CAP reform should focus on working farmers, says TFA

Reform of the Common Agricultural Policy should ensure farm subsidies support working farmers, policy makers have been warned.

Publishing its vision for agriculture in 2020, the Tenant Farmers Association said the CAP should retain its focus on assisting active farmers while providing a framework for food and environmental security.

Food security should also be taken as seriously as climate change, with government policy being drawn up to tackle the issue.

The document, published on Tuesday (10 August) sets out 14 things the TFA wants to see happen in the agricultural sector in England and Wales by 2020.

In addition to the future of the CAP, it covers agri-environment and rural development schemes, upland management and its vision for the tenanted sector.

It calls for policy makers to have a better understanding and appreciation of the operations of tenant farmers, as well more flexible tenancy agreements to help landlords build lasting relationships with their tenants.

Greg Bliss, TFA national chairman, said he was disappointed by the lack of understanding about the tenanted sector in agriculture among policy makers – both in the UK and Europe.

“Those who develop policies for agriculture unconsciously assume that all farmers are owner occupiers and are able to make their own decisions about how to respond to government schemes and initiatives,” he said.

“But for those of us farming as tenants, the decisions we make take place in a more complex environment involving tenant legislation, the tenancy agreement in place and the ongoing relationship with the owner of the land we farm.

“Our vision document will provide policy makers with a clear understanding of this complex environment and how they should address this as they develop policies and review those currently in place.”

With rapid development of land use, agricultural and environmental policies, tenant farmers had many more issues to consider, which their owner-occupied neighbours could ignore, Mr Bliss added.

“The tenanted sector has a key role to play in the development of the agricultural industry.

“It is, therefore, vital that the right policies are put in place to ensure that it can meet the challenges ahead.”


By 2020:

* All associated with the development and implementation of agricultural, land use and environmental policies should understand the unique framework within which tenant farmers operate and respond to policy.
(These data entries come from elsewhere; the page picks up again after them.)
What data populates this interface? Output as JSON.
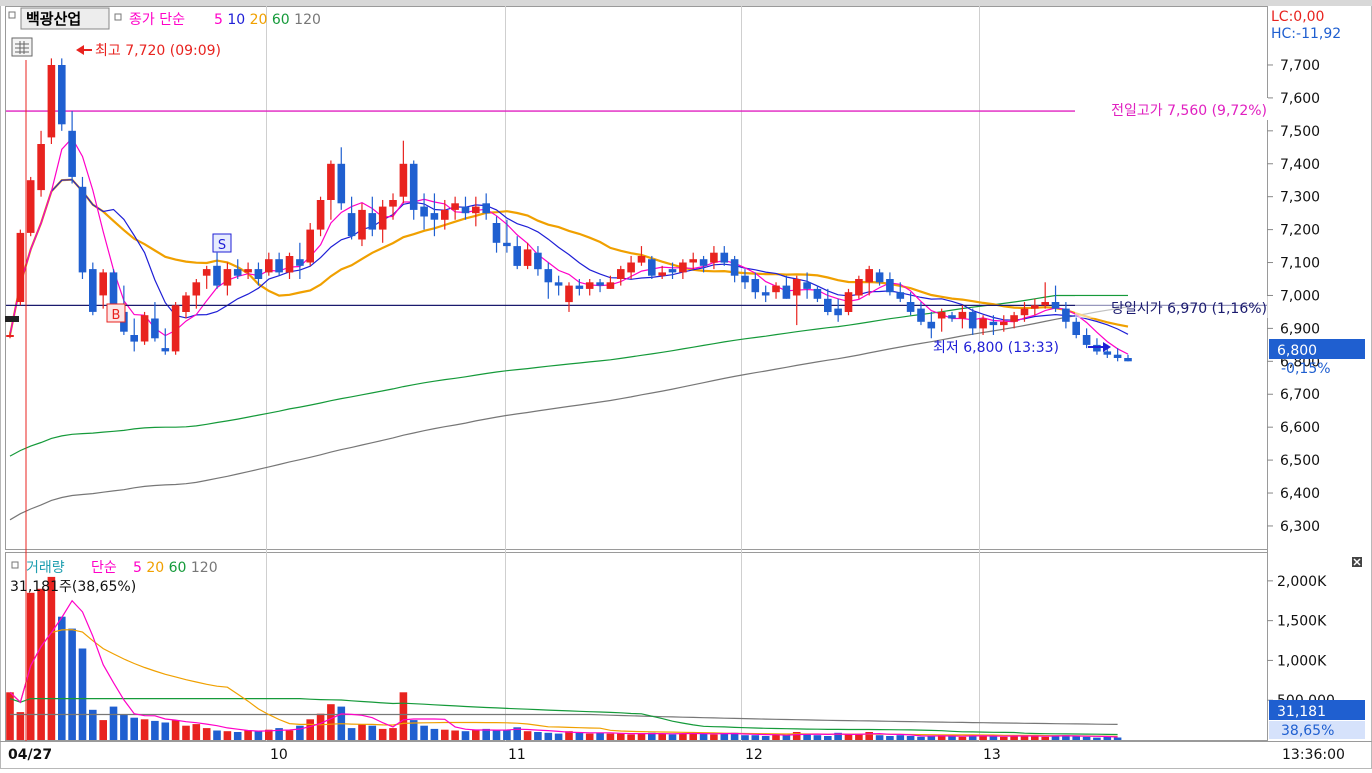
{
  "price_panel": {
    "stock_name": "백광산업",
    "legend_prefix": "종가 단순",
    "ma_labels": [
      {
        "text": "5",
        "color": "#ff00c8"
      },
      {
        "text": "10",
        "color": "#1f1fd6"
      },
      {
        "text": "20",
        "color": "#f0a000"
      },
      {
        "text": "60",
        "color": "#159a3a"
      },
      {
        "text": "120",
        "color": "#777777"
      }
    ],
    "lc_text": "LC:0,00",
    "hc_text": "HC:-11,92",
    "high_label": "최고 7,720 (09:09)",
    "low_label": "최저 6,800 (13:33)",
    "prev_high_label": "전일고가 7,560 (9,72%)",
    "open_label": "당일시가 6,970 (1,16%)",
    "current_price": "6,800",
    "current_change": "-0,15%",
    "y_ticks": [
      "7,700",
      "7,600",
      "7,500",
      "7,400",
      "7,300",
      "7,200",
      "7,100",
      "7,000",
      "6,900",
      "6,800",
      "6,700",
      "6,600",
      "6,500",
      "6,400",
      "6,300"
    ],
    "marker_b": "B",
    "marker_s": "S"
  },
  "volume_panel": {
    "legend_title": "거래량",
    "legend_prefix": "단순",
    "ma_labels": [
      {
        "text": "5",
        "color": "#ff00c8"
      },
      {
        "text": "20",
        "color": "#f0a000"
      },
      {
        "text": "60",
        "color": "#159a3a"
      },
      {
        "text": "120",
        "color": "#777777"
      }
    ],
    "volume_info": "31,181주(38,65%)",
    "y_ticks": [
      "2,000K",
      "1,500K",
      "1,000K",
      "500,000"
    ],
    "current_volume": "31,181",
    "current_ratio": "38,65%"
  },
  "x_axis": {
    "labels": [
      "04/27",
      "10",
      "11",
      "12",
      "13"
    ],
    "time": "13:36:00"
  },
  "chart_data": {
    "type": "candlestick",
    "colors": {
      "up": "#e8231f",
      "down": "#1f5fd0",
      "ma5": "#ff00c8",
      "ma10": "#1f1fd6",
      "ma20": "#f0a000",
      "ma60": "#159a3a",
      "ma120": "#777777",
      "prev_high_line": "#e020c0",
      "open_line": "#1a1a6e"
    },
    "price_range": [
      6230,
      7870
    ],
    "volume_range": [
      0,
      2350
    ],
    "prev_high": 7560,
    "open_price": 6970,
    "high": 7720,
    "low": 6800,
    "ohlc": [
      [
        6880,
        6890,
        6870,
        6880
      ],
      [
        6980,
        7200,
        6970,
        7190
      ],
      [
        7190,
        7360,
        7180,
        7350
      ],
      [
        7320,
        7500,
        7300,
        7460
      ],
      [
        7480,
        7720,
        7460,
        7700
      ],
      [
        7700,
        7720,
        7500,
        7520
      ],
      [
        7500,
        7560,
        7340,
        7360
      ],
      [
        7330,
        7360,
        7050,
        7070
      ],
      [
        7080,
        7100,
        6940,
        6950
      ],
      [
        7000,
        7080,
        6960,
        7070
      ],
      [
        7070,
        7080,
        6930,
        6940
      ],
      [
        6950,
        7030,
        6880,
        6890
      ],
      [
        6880,
        6930,
        6830,
        6860
      ],
      [
        6860,
        6950,
        6850,
        6940
      ],
      [
        6930,
        6980,
        6860,
        6870
      ],
      [
        6840,
        6900,
        6820,
        6830
      ],
      [
        6830,
        6980,
        6820,
        6970
      ],
      [
        6950,
        7010,
        6930,
        7000
      ],
      [
        7000,
        7050,
        6960,
        7040
      ],
      [
        7060,
        7090,
        7020,
        7080
      ],
      [
        7090,
        7130,
        7020,
        7030
      ],
      [
        7030,
        7100,
        7000,
        7080
      ],
      [
        7080,
        7110,
        7050,
        7060
      ],
      [
        7070,
        7100,
        7050,
        7080
      ],
      [
        7080,
        7100,
        7030,
        7050
      ],
      [
        7070,
        7130,
        7060,
        7110
      ],
      [
        7110,
        7130,
        7060,
        7070
      ],
      [
        7070,
        7130,
        7050,
        7120
      ],
      [
        7110,
        7160,
        7050,
        7090
      ],
      [
        7100,
        7220,
        7090,
        7200
      ],
      [
        7200,
        7300,
        7180,
        7290
      ],
      [
        7290,
        7410,
        7230,
        7400
      ],
      [
        7400,
        7450,
        7260,
        7280
      ],
      [
        7250,
        7300,
        7170,
        7180
      ],
      [
        7170,
        7280,
        7150,
        7260
      ],
      [
        7250,
        7300,
        7180,
        7200
      ],
      [
        7200,
        7290,
        7160,
        7270
      ],
      [
        7270,
        7310,
        7230,
        7290
      ],
      [
        7300,
        7470,
        7280,
        7400
      ],
      [
        7400,
        7410,
        7230,
        7260
      ],
      [
        7270,
        7310,
        7200,
        7240
      ],
      [
        7250,
        7310,
        7180,
        7230
      ],
      [
        7230,
        7290,
        7200,
        7260
      ],
      [
        7260,
        7300,
        7230,
        7280
      ],
      [
        7270,
        7300,
        7230,
        7250
      ],
      [
        7250,
        7300,
        7210,
        7270
      ],
      [
        7280,
        7310,
        7230,
        7250
      ],
      [
        7220,
        7240,
        7130,
        7160
      ],
      [
        7160,
        7230,
        7130,
        7150
      ],
      [
        7150,
        7180,
        7080,
        7090
      ],
      [
        7090,
        7160,
        7080,
        7140
      ],
      [
        7130,
        7150,
        7060,
        7080
      ],
      [
        7080,
        7100,
        6990,
        7040
      ],
      [
        7040,
        7060,
        7000,
        7030
      ],
      [
        6980,
        7040,
        6950,
        7030
      ],
      [
        7030,
        7050,
        7000,
        7020
      ],
      [
        7020,
        7050,
        7000,
        7040
      ],
      [
        7040,
        7050,
        7010,
        7030
      ],
      [
        7020,
        7060,
        7020,
        7040
      ],
      [
        7050,
        7090,
        7030,
        7080
      ],
      [
        7070,
        7120,
        7050,
        7100
      ],
      [
        7100,
        7150,
        7090,
        7120
      ],
      [
        7110,
        7120,
        7050,
        7060
      ],
      [
        7060,
        7090,
        7050,
        7070
      ],
      [
        7080,
        7100,
        7050,
        7070
      ],
      [
        7070,
        7110,
        7050,
        7100
      ],
      [
        7100,
        7130,
        7080,
        7110
      ],
      [
        7110,
        7120,
        7070,
        7090
      ],
      [
        7100,
        7150,
        7080,
        7130
      ],
      [
        7130,
        7150,
        7090,
        7100
      ],
      [
        7110,
        7120,
        7040,
        7060
      ],
      [
        7060,
        7080,
        7020,
        7040
      ],
      [
        7050,
        7070,
        6990,
        7010
      ],
      [
        7010,
        7030,
        6980,
        7000
      ],
      [
        7010,
        7040,
        6990,
        7030
      ],
      [
        7030,
        7060,
        6990,
        6990
      ],
      [
        7000,
        7060,
        6910,
        7050
      ],
      [
        7040,
        7070,
        6990,
        7020
      ],
      [
        7020,
        7030,
        6980,
        6990
      ],
      [
        6990,
        7020,
        6940,
        6950
      ],
      [
        6960,
        6990,
        6920,
        6940
      ],
      [
        6950,
        7020,
        6940,
        7010
      ],
      [
        7000,
        7060,
        6990,
        7050
      ],
      [
        7040,
        7090,
        7000,
        7080
      ],
      [
        7070,
        7080,
        7030,
        7040
      ],
      [
        7050,
        7070,
        7000,
        7010
      ],
      [
        7010,
        7040,
        6980,
        6990
      ],
      [
        6980,
        7010,
        6940,
        6950
      ],
      [
        6960,
        6980,
        6910,
        6920
      ],
      [
        6920,
        6950,
        6870,
        6900
      ],
      [
        6930,
        6960,
        6890,
        6950
      ],
      [
        6940,
        6950,
        6920,
        6930
      ],
      [
        6930,
        6970,
        6900,
        6950
      ],
      [
        6950,
        6960,
        6880,
        6900
      ],
      [
        6900,
        6940,
        6880,
        6930
      ],
      [
        6920,
        6940,
        6880,
        6910
      ],
      [
        6910,
        6940,
        6890,
        6920
      ],
      [
        6920,
        6950,
        6900,
        6940
      ],
      [
        6940,
        6980,
        6920,
        6960
      ],
      [
        6960,
        6990,
        6940,
        6970
      ],
      [
        6970,
        7040,
        6960,
        6980
      ],
      [
        6980,
        7030,
        6950,
        6960
      ],
      [
        6960,
        6980,
        6900,
        6920
      ],
      [
        6920,
        6940,
        6870,
        6880
      ],
      [
        6880,
        6900,
        6840,
        6850
      ],
      [
        6850,
        6870,
        6820,
        6830
      ],
      [
        6830,
        6850,
        6810,
        6820
      ],
      [
        6820,
        6840,
        6800,
        6810
      ],
      [
        6810,
        6820,
        6800,
        6800
      ]
    ],
    "volume": [
      600,
      350,
      1850,
      1900,
      2050,
      1550,
      1400,
      1150,
      380,
      250,
      420,
      320,
      280,
      260,
      240,
      220,
      250,
      180,
      200,
      150,
      120,
      110,
      100,
      120,
      110,
      130,
      150,
      120,
      180,
      260,
      330,
      450,
      420,
      150,
      200,
      180,
      140,
      150,
      600,
      250,
      180,
      140,
      130,
      120,
      110,
      130,
      140,
      120,
      130,
      160,
      110,
      100,
      90,
      80,
      110,
      90,
      80,
      90,
      80,
      80,
      70,
      80,
      90,
      80,
      70,
      80,
      90,
      80,
      70,
      80,
      90,
      60,
      60,
      50,
      70,
      60,
      100,
      80,
      60,
      50,
      90,
      70,
      80,
      100,
      60,
      50,
      60,
      50,
      40,
      50,
      60,
      50,
      40,
      60,
      50,
      50,
      40,
      50,
      60,
      50,
      40,
      50,
      60,
      50,
      40,
      30,
      40,
      31
    ]
  }
}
* The importance of the tenanted sector in agriculture to the public interest is both appreciated and fully taken into consideration in policy development for agriculture.

* Agricultural landlords should be looking to develop lasting relationships with their tenants through long-term, flexible tenancy agreements.
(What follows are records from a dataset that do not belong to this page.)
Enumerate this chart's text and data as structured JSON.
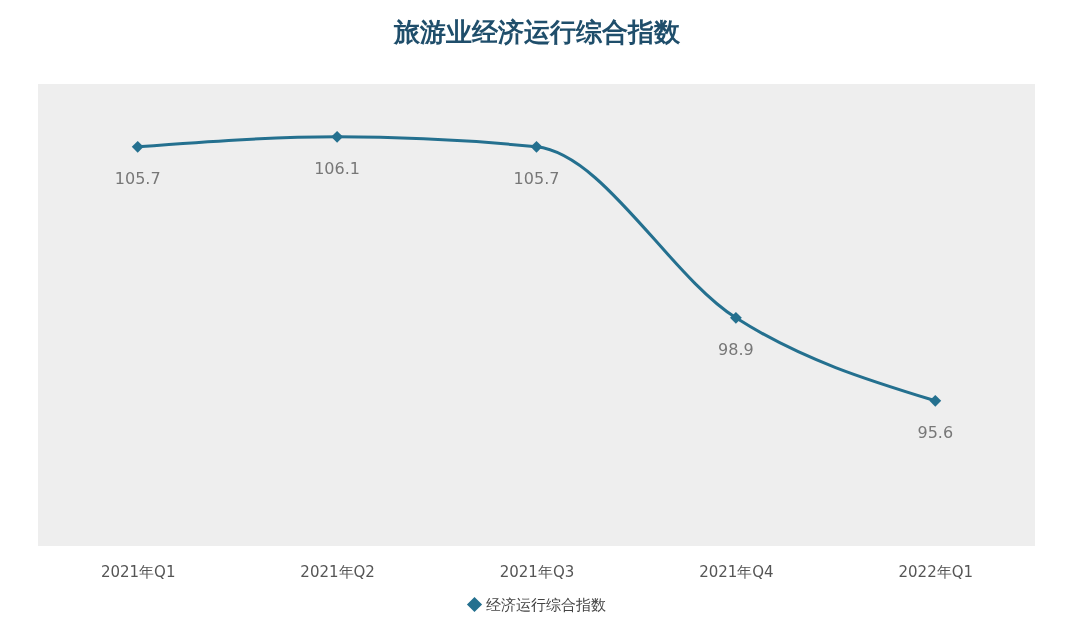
{
  "chart_data": {
    "type": "line",
    "title": "旅游业经济运行综合指数",
    "categories": [
      "2021年Q1",
      "2021年Q2",
      "2021年Q3",
      "2021年Q4",
      "2022年Q1"
    ],
    "series": [
      {
        "name": "经济运行综合指数",
        "color": "#24708f",
        "values": [
          105.7,
          106.1,
          105.7,
          98.9,
          95.6
        ]
      }
    ],
    "data_labels": true,
    "marker": "diamond",
    "line_style": "solid",
    "legend": "bottom"
  }
}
* Agricultural tenancies should be the preferred way to manage land owned by one party and farmed by another.

* Agri-environment and rural development schemes should be tailored to ensure that participation is only by those actively managing the land on a day-to-day basis.

* County Council smallholding estates should be valued by individual local authorities and the nation as a whole as vital to the sustainability of providing a viable entry point and ongoing development for those seeking a career in agriculture.

* Farm diversification should not be a barrier to succession of tenancy within traditional tenancies of holdings let under the Agricultural Holdings Act 1986.

* Food security considerations should be at least as important as those for climate change in the development of new policy.

* There should be a fair balance of power between producers, processors and retailers in the food chain to ensure no sector is dominated by others.

* There should no longer be any bar on public money being used for applied research and development within agriculture, food technology and land management.

* The Common Agricultural Policy should retain its focus on ensuring that it is supporting the livelihoods of working farmers while providing a framework for food and environmental security.

* There should be a new framework for ensuring the sustainable development of upland areas, with support focused on re-establishing ruminant livestock production as the cornerstone of land management for these fragile areas.

* Animal health policy should be conducted within a true partnership framework between government and industry without the government seeking to pass its legitimate cost obligations onto the industry which already has its own costs to bear.

* Adequate attention needs to be given to ensure the farming career ladder is operating effectively with opportunities for entry, development and retirement with dignity.